Девять лет. Девять лет она никогда, ни разу не забывала, не теряла, не оставляла. Даже когда они с Аканэ переезжали с места на место, даже когда приходилось бежать ночью, бросив вещи, — флакон всегда был с ней. Он был важнее паспорта, важнее денег, важнее всего.
Потому что без него она просто переставала существовать.
Она опустилась на колени перед рюкзаком, чувствуя, как знакомый, привычный холодок пробегает по спине — не страх, а просто часть ритуала. Рука привычно нырнула во внутренний карман, туда, где девять лет лежал оранжевый цилиндрик с белой крышкой.
Пальцы нащупали пустоту.
Она замерла.
На секунду мозг отказался воспринимать информацию. Просто сбой в системе. Этого не может быть, потому что не может быть никогда. Флакон всегда там. Всегда. Девять лет. Она проверяла его сотни, тысячи раз — утром, вечером, перед выходом, после возвращения. Это было так же естественно, как дышать.
Пусто.
Она пошарила глубже — пальцы наткнулись на складку ткани, на какой-то забытый чек, на пыль. Ничего. Вытряхнула содержимое рюкзака на пол. Книга. Наушники. Бутылка с водой. Косметичка. Кошелёк. Ключи. Всё, что угодно, но не оранжевый цилиндрик с белой крышкой.
Сердце — это вечное, непослушное, предательское сердце — пропустило удар. Потом забилось снова, но уже быстрее, тревожнее, сбиваясь с ритма.
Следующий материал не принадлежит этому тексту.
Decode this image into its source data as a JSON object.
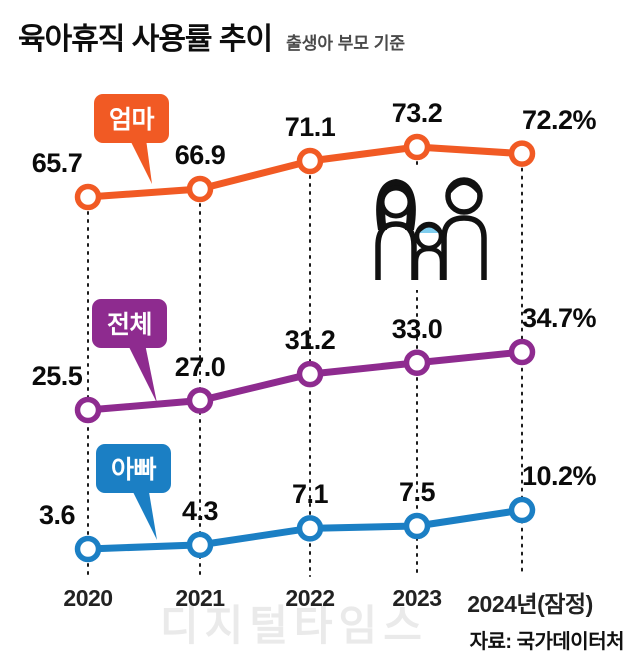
{
  "header": {
    "title": "육아휴직 사용률 추이",
    "subtitle": "출생아 부모 기준"
  },
  "chart_data": {
    "type": "line",
    "title": "육아휴직 사용률 추이",
    "subtitle": "출생아 부모 기준",
    "categories": [
      "2020",
      "2021",
      "2022",
      "2023",
      "2024년(잠정)"
    ],
    "series": [
      {
        "key": "mom",
        "name": "엄마",
        "color": "#f15a24",
        "values": [
          65.7,
          66.9,
          71.1,
          73.2,
          72.2
        ]
      },
      {
        "key": "total",
        "name": "전체",
        "color": "#8e2b8f",
        "values": [
          25.5,
          27.0,
          31.2,
          33.0,
          34.7
        ]
      },
      {
        "key": "dad",
        "name": "아빠",
        "color": "#1b7fc4",
        "values": [
          3.6,
          4.3,
          7.1,
          7.5,
          10.2
        ]
      }
    ],
    "value_format": "0.0",
    "last_value_suffix": "%",
    "legend_position": "on-chart speech-bubble badges",
    "grid": "dotted vertical guides per category",
    "marker": "white circle with colored ring"
  },
  "icons": {
    "family_icon": "family-parents-and-child",
    "child_hair_color": "#7fcdee"
  },
  "source": "자료: 국가데이터처",
  "watermark": "디지털타임스",
  "colors": {
    "mom": "#f15a24",
    "total": "#8e2b8f",
    "dad": "#1b7fc4",
    "text": "#0b0b0b",
    "guide": "#1a1a1a"
  }
}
— Нет... — выдохнула она вслух. Голос прозвучал хрипло, чуждо.
Она перерыла всё ещё раз. Ещё. И ещё. Вывернула рюкзак наизнанку, ощупала каждый шов, каждый кармашек. Встала, обыскала футон, заглянула под подушку, обшарила углы комнаты. Заглянула в ванную, в шкафчик, под раковину. Ничего.
Паника поднималась медленно, но неотвратимо, как вода в тонущем корабле. Сначала — холодок в груди. Потом — учащённое сердцебиение, которое она пыталась контролировать, но не могла. Потом — нехватка воздуха, мелкая дрожь в пальцах, противный, липкий пот на спине.
И вдруг — воспоминание.
Оно не пришло плавно, не развернулось перед глазами, как кинолента. Оно взорвалось изнутри — резкое, болезненное, яркое до рези в глазах. Обрывок. Вспышка. Картинка, которая не желала становиться целой, но врезалась в сознание раскалёнными осколками.
Его руки.
Одна рука сжимает её подбородок, заставляя смотреть вверх. Другая — чуть приподнята, расслабленная, почти небрежная. И в этой руке, между пальцев, зажато что-то маленькое, оранжевое, блестящее при тусклом утреннем свете.
Что-то оранжевое.
Флакон. Её флакон. Она узнаёт его мгновенно — этот цвет врезался в память за девять лет ежедневных прикосновений. Оранжевый аптечный пластик, белая крышка, потёртая этикетка с её именем на японском. Он держит его так легко, так небрежно, будто это не жизненно необходимое лекарство, а просто забавная безделушка, которую он нашёл и теперь вертит в пальцах от скуки.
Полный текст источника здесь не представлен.